Ross Clark Ross Clark

It would be ridiculous to clamp down on foreign students

(Photo: iStock)

Oh, the embarrassment. The government commissioned its own Migration Advisory Committee (MAC) to investigate whether graduate visas (which grant overseas students the right to stay in Britain for two years after graduation) are being exploited and should be abolished. This was seemingly in the hope of gaining some ammunition to do away with a measure which it only introduced three years ago. Trouble is, the MAC has now come back and said that the visas are not being abused and should remain.
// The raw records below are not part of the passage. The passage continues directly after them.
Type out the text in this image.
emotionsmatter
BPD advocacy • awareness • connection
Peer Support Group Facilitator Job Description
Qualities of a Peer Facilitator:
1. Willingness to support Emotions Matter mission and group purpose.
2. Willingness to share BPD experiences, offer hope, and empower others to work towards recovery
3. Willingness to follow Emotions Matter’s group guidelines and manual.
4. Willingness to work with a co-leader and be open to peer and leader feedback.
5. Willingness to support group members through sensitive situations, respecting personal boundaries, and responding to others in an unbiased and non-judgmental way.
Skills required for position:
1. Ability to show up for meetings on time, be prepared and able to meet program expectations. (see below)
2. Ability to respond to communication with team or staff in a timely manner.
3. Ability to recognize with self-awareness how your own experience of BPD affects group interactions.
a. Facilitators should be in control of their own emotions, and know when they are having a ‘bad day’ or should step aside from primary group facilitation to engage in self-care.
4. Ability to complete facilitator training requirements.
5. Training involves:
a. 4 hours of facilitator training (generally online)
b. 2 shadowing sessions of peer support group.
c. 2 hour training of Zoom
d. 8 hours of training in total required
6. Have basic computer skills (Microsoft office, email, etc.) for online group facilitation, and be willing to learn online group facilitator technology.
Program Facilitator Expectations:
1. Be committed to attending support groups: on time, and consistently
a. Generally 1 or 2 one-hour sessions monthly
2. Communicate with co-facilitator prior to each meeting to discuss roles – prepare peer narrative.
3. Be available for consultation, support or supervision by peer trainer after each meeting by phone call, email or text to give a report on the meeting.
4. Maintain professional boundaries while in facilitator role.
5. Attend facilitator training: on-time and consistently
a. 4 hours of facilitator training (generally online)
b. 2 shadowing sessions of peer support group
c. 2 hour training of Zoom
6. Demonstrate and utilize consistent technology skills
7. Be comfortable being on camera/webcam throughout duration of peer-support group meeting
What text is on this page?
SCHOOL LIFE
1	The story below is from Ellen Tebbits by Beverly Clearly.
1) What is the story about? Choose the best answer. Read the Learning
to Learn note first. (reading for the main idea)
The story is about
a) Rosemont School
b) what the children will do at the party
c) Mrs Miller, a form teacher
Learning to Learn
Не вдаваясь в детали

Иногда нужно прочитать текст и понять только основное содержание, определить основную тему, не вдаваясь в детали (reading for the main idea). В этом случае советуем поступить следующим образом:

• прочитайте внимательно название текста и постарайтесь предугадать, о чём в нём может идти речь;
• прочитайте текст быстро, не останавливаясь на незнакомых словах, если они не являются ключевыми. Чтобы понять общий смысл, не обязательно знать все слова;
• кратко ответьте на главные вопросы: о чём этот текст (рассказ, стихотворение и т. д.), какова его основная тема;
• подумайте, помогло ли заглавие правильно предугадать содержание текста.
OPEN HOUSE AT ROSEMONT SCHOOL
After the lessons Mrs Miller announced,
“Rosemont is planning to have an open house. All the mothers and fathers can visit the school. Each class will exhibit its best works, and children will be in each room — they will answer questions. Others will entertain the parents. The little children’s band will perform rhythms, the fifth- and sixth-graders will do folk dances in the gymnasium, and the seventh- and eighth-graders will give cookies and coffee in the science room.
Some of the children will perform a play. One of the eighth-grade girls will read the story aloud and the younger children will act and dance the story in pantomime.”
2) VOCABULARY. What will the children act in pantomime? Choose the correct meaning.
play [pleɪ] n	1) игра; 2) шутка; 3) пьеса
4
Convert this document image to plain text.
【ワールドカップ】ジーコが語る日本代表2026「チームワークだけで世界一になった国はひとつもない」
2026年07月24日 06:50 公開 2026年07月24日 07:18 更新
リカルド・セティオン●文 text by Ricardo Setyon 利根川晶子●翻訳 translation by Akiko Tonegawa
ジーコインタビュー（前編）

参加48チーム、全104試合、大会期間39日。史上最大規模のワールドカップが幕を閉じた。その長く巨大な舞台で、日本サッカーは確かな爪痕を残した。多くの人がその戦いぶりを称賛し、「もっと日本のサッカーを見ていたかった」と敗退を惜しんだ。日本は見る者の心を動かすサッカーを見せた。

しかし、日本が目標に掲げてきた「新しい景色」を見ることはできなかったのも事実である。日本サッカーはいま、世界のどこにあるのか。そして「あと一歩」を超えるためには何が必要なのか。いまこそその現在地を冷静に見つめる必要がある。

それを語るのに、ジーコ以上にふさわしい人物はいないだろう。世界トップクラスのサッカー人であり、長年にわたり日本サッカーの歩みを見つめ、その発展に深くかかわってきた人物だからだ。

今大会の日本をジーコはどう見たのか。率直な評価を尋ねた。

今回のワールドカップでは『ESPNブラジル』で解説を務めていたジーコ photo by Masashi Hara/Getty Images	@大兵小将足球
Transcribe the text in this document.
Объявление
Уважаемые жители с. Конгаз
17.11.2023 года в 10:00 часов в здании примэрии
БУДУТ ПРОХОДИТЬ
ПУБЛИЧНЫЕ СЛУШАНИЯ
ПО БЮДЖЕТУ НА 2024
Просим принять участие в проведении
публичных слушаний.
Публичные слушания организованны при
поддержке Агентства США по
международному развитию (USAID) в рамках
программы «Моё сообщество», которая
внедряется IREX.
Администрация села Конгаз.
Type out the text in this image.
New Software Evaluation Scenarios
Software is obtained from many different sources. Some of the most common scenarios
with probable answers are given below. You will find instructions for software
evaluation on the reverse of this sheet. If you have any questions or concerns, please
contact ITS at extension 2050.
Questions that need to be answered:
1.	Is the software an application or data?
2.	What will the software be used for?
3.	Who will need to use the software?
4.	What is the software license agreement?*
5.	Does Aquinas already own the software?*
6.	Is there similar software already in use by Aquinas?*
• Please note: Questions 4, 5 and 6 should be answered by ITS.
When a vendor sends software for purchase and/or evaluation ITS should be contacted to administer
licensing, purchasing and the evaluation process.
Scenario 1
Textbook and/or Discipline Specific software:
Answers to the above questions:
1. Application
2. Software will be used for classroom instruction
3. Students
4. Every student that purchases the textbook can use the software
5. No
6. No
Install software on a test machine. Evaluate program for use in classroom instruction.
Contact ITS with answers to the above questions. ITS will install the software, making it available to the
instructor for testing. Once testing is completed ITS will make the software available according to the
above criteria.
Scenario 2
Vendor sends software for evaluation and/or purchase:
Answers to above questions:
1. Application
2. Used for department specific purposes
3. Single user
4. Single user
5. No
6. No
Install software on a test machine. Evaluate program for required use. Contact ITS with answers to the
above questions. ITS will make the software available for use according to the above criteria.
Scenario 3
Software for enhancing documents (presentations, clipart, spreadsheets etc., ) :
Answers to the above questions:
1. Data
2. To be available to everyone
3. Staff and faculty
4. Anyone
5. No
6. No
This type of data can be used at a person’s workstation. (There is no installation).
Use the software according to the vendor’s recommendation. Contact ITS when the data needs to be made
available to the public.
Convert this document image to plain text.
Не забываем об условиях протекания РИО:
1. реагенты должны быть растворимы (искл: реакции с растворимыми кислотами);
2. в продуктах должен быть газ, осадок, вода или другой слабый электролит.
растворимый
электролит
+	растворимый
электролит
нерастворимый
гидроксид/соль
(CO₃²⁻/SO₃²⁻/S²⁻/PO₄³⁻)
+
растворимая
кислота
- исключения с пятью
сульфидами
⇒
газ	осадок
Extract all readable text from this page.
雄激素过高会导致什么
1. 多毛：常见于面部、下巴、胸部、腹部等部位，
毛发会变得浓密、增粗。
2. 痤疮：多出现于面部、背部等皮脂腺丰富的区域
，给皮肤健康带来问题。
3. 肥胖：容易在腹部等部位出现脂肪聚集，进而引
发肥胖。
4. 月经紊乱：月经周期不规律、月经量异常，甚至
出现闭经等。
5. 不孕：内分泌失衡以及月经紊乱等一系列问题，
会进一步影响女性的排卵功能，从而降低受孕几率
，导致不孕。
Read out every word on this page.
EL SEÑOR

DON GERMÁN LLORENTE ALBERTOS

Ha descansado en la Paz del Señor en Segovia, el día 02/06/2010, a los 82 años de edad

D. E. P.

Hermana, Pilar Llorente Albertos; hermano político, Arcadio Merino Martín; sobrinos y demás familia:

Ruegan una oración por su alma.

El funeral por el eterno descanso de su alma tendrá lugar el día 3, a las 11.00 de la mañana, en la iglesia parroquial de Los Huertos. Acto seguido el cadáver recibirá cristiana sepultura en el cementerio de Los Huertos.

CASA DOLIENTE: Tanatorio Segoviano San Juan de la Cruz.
Rather than reform the Human Rights Act to stop outrages, the government clamps down on the soft targets

The government now has a choice. It can go ahead and abolish the visas anyway, possibly adding that the MAC is made up of a bunch of pinkos and vested interests, given that its members are all academics. Or it can accept the findings and embrace graduate visas, and stop worrying that they are adding to net migration. The first option would be doubly ridiculous – not only are graduate visas one of the government’s own policies, it appointed the MAC in the first place. As for the second option, it is hard to see what the problem is. Indeed, graduate visas are one of this government’s better ideas.

When we left the EU wasn’t the whole idea that we would regain control of migration policy? The Leave campaign never said it wanted to stop all migration, only ensure that those who come here are contributing to the economy and are not being a burden on taxpayers. On that basis, we should be welcoming overseas students with open arms – including offering them the chance to work here after graduation. They are one of Britain’s most successful export industries of recent years. And yes, they really are an export – while they might physically be entering the country they are paying for a service provided by British-based universities. As well as earning the country money they are also helping to subsidise courses for UK students.

Moreover, it costs £822 to obtain a graduate visa, plus a health surcharge of £1,035 – so those who obtain them are contributing to the NHS on top of any tax they are paying while they are here. Nor are students placing an especially heavy burden on the housing stock – many are living in small student rooms which would not be considered suitable for housing benefit claimants. True there has been a large surge in applications since 2021 – with 144,000 granted in 2023, twice that in 2022. The government is quite right to restrict the number of dependents allowed to enter the country on graduate visas – 30,000 of those granted last year were to dependents rather than graduates themselves.

But the government is lashing out at students because of its impotence in dealing with the sort of migration which really is a burden on the country and which the electorate desperately wants stopped: illegal migration, much of it in the form of people abusing the asylum system. If anyone deserves to be clamped down upon it is the Albanian armed robber who lied about his nationality in order to win asylum in the UK – but who earlier this year was allowed to stay in Britain after a court ruled that it would breach his right to a family life to deport him.

Rather than reform the Human Rights Act to stop outrages such as this, the government clamps down on the soft targets, the migrants who are adding to the UK economy. It is pathetic. Brexit gave us the power to take control of our migration system – the government should use that power in a proper way.